J'ai trouvé ça très moyen.
Y a vraiment beaucoup trop de problèmes d'écriture pour se délecter simplement de la mise en scène plutôt ludique de Bird. Le plus chiant pour moi, c'est que le film est une exposition de deux heures. On nous présente la World's Fair et Tomorrowland, on nous présente Casey, on nous présente Athena, on nous présente Frank adulte, on interrompt les expositions avec deux courses poursuites impliquant des robots (donc ces gus se pointent quand ils veulent et zigouillent des flics sans que personne, dans l'histoire de l'humanité, s'en soit jamais inquiété ? Wokay...), on fait décoller une fusée de la Tour Eiffel (une idée géniale... dans une histoire se déroulant à l'époque), puis c'est reparti pour encore plus d'exposition et un climax super bavard. C'est un film au rythme pas maitrisé du tout, avec des problèmes structurels bien étranges... À quoi sert Frank ? Athena continue de suivre sa programmation et trouve Casey, bon... pourquoi elle la laisse chez Frank ? À quoi cela sert-il de l'emmener à Tomorrowland ?
Bon sinon, dans l'idée, j'aurais adoré un film offrant un bel hommage à l'optimisme de l'âge d'or de la SF, pour ensuite proposer quelque chose de véritablement intéressant, d'unique, ou au moins de novateur, une autre piste pour l'avenir du genre. Sauf que ce n'est vraiment pas le cas... Tout le film baigne dans cette angoisse existentielle des baby-boomers selon laquelle le futur ne sera pas fait de voitures volantes et de jet-packs... c'est gentil, mais si c'était juste pour nous dire que la planète se crève, j'ai vraiment du mal à voir une finalité légitime dans cette histoire.

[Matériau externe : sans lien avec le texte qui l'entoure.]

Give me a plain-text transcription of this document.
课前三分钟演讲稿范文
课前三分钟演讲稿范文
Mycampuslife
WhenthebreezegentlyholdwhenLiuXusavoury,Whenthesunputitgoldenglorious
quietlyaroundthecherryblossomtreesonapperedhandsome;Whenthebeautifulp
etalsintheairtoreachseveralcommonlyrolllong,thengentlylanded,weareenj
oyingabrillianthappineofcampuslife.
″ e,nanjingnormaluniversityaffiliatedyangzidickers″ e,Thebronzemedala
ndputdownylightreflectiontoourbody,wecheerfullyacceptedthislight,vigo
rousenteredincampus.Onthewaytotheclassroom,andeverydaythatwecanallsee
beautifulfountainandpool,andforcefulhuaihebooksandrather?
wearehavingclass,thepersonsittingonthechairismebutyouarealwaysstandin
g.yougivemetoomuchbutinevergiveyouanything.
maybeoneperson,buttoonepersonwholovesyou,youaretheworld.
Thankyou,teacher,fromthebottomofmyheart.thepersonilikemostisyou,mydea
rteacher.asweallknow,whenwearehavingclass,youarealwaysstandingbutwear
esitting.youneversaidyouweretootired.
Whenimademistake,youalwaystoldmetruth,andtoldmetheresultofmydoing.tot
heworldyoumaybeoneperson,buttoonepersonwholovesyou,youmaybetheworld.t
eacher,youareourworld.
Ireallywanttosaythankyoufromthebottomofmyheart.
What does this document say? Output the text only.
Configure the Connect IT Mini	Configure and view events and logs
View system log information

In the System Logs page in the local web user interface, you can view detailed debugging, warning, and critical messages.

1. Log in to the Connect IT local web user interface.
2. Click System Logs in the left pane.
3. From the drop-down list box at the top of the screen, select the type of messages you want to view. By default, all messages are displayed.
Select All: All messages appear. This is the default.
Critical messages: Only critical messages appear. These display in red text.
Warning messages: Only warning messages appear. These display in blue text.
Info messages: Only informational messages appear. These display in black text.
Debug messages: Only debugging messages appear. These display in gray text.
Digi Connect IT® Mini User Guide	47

La logique de Nix est assez bizarre pour moi aussi... donc ils créent cette ville super-technologique dans une autre dimension, loin des politiciens et businessmen, en attendant de...? Le jour où ils voulaient se révéler au monde, qu'est-ce qu'ils aillaient faire ? Quel était leur objectif ultime ? Partager leur technologie avec la planète et laisser tout le monde venir chez eux ? J'ai vraiment du mal à voir où tout ça nous mène... (et donc sinon, Nix vit dans une dimension parallèle peuplée UNIQUEMENT de génies, qui partagent absolument tous ses idées, et sont prêts à laisser crever l'humanité parce que ça leur casse les burnes d'aider ? C'est pas exactement ce qu'il dénonce en condamnant l'apathie des humains à agir aujourd'hui pour sauver demain ?). À part ça, les mecs peuvent donc voyager à travers les dimensions ? Bien... y a quoi dans les autres ? Ils ont des technologies empêchant de vieillir et permettant de se téléporter, et ils n'en font rien. Avec des trucs pareils, on pourrait propulser l'humain vers les étoiles, mais non, ils sont persuadés que le mec lambda est trop con pour en être digne. Pour des génies, moi je les trouve un peu idiots, fin bon...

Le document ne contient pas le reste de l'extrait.